Ne me quitte pas (no me dejes) es una súplica escrita en el pleno derrumbe del universo de dos amantes. Es una imploración rayana en la humillación, en la que el que implora ofrece imposibles:

“no me dejes, no me dejes,

yo te ofreceré

perlas de lluvia

venidas de países

donde no llueve…

te cubriré el cuerpo de luz….

inventaré palabras que solo tú comprenderás”.

El final es una renuncia total a la dignidad: “déjame volverme la sombra de tu sombra, la sombra de tu mano, la sombra de tu perro”.

Ver a Jacques Brel interpretar ese tema emociona, porque Brel era además actor. Y acompaña ese poema tan desgarrador con una puesta en escena magníficamente teatral. Llega a llorar mientras mendiga el ne me quitte pas.

Y a finales de esos fecundos 50, en París, en los cabarets de la Rive Gauche, Brel conoce a Suzanne Gabriello a la que en esos ambientes llaman “Zizou”.

Y entre Brel y “Zizou” surgió una tórrida historia de amor con las inevitables rupturas seguidas de las “reconciliaciones tiernas de los grandes amores”  que diría García Márquez.

El amor clandestino duró cinco años.

Y fue el drama final en el que todo eso acabó, el que inspiró esa chanson. “Zizou” quedó encinta, y Brel fue incapaz de “romper amarras” con su mujer.  Le faltó el valor. Brel fue incapaz de abandonar a su mujer -  Thérèse Michielsen, Miche-y madre de sus tres hijos.
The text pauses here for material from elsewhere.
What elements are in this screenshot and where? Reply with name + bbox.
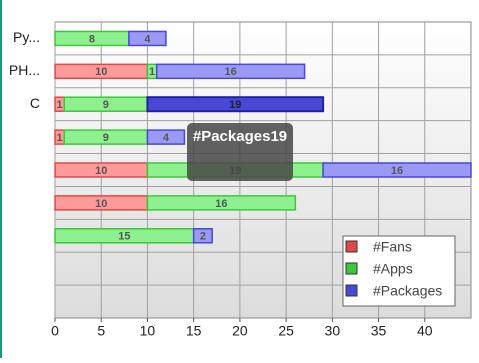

La ruptura con “Zizou” como la de todas las historias de amor que son verdaderas, acabó en una dolorosa degradación. En este caso Brel no reconociendo la paternidad y “Zizou” amenazándolo con demandarlo en los tribunales.

Finalmente, a Brel le pasó lo que al Raskolnikov de “Crimen y castigo”: no contó con que su propia conciencia le pesaría como una losa.  La pesadumbre por la culpa y la decepción de sí mismo, acompañó a Brel hasta el final.
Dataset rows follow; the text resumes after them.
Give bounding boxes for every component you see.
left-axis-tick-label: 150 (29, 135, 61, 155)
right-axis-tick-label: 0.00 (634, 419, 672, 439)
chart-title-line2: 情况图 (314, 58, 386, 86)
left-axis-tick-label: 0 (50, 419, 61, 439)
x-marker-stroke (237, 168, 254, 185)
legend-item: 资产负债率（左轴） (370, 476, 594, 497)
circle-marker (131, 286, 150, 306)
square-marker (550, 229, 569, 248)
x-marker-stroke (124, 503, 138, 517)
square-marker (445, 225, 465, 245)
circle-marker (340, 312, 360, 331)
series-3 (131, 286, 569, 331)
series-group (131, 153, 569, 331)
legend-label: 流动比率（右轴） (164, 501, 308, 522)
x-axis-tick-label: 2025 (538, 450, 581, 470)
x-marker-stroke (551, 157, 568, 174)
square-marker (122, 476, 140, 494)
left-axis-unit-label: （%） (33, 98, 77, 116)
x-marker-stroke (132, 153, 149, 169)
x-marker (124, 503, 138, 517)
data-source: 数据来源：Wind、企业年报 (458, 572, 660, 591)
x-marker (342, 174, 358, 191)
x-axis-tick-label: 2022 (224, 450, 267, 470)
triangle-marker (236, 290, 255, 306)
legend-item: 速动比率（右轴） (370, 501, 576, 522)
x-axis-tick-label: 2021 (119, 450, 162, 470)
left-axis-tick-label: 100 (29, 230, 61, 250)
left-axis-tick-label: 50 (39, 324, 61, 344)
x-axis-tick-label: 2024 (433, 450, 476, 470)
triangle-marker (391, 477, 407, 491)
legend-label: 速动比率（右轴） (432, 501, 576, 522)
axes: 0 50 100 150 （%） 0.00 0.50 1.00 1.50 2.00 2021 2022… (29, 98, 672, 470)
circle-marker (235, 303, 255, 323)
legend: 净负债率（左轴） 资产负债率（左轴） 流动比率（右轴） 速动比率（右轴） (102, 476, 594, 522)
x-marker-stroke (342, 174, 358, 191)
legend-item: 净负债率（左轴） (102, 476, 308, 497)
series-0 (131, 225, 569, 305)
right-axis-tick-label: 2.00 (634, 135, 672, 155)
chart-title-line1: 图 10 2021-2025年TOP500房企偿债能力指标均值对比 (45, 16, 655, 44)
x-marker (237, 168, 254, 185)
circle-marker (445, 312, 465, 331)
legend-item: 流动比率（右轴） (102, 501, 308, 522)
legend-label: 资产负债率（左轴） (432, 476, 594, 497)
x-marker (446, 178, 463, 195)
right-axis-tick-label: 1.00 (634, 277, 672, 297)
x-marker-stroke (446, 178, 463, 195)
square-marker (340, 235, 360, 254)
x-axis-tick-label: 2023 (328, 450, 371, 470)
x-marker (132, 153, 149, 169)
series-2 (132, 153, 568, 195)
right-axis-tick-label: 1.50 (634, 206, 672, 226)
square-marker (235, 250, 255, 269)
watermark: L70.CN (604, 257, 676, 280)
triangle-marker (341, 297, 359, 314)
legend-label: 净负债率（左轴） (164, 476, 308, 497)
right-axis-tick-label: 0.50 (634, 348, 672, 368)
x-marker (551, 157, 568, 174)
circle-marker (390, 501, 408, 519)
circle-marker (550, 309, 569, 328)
Y acabaría reconociendo que Ne me quitte pas “más que una canción de amor es un himno a la cobardía”. Le quedó mucho pesar, desde luego, pero lo que peor le quedó fue la certeza de que fue su cobardía la que le impidió obrar como moralmente debía. Parece que eso fue lo que le demolió la autoestima.

En todos esos poemas late la desolación por los paraísos perdidos. En realidad los únicos paraísos que existen.

Federico Zurita Martínez, profesor del Departamento Genética. Facultad de Ciencias de la UGR.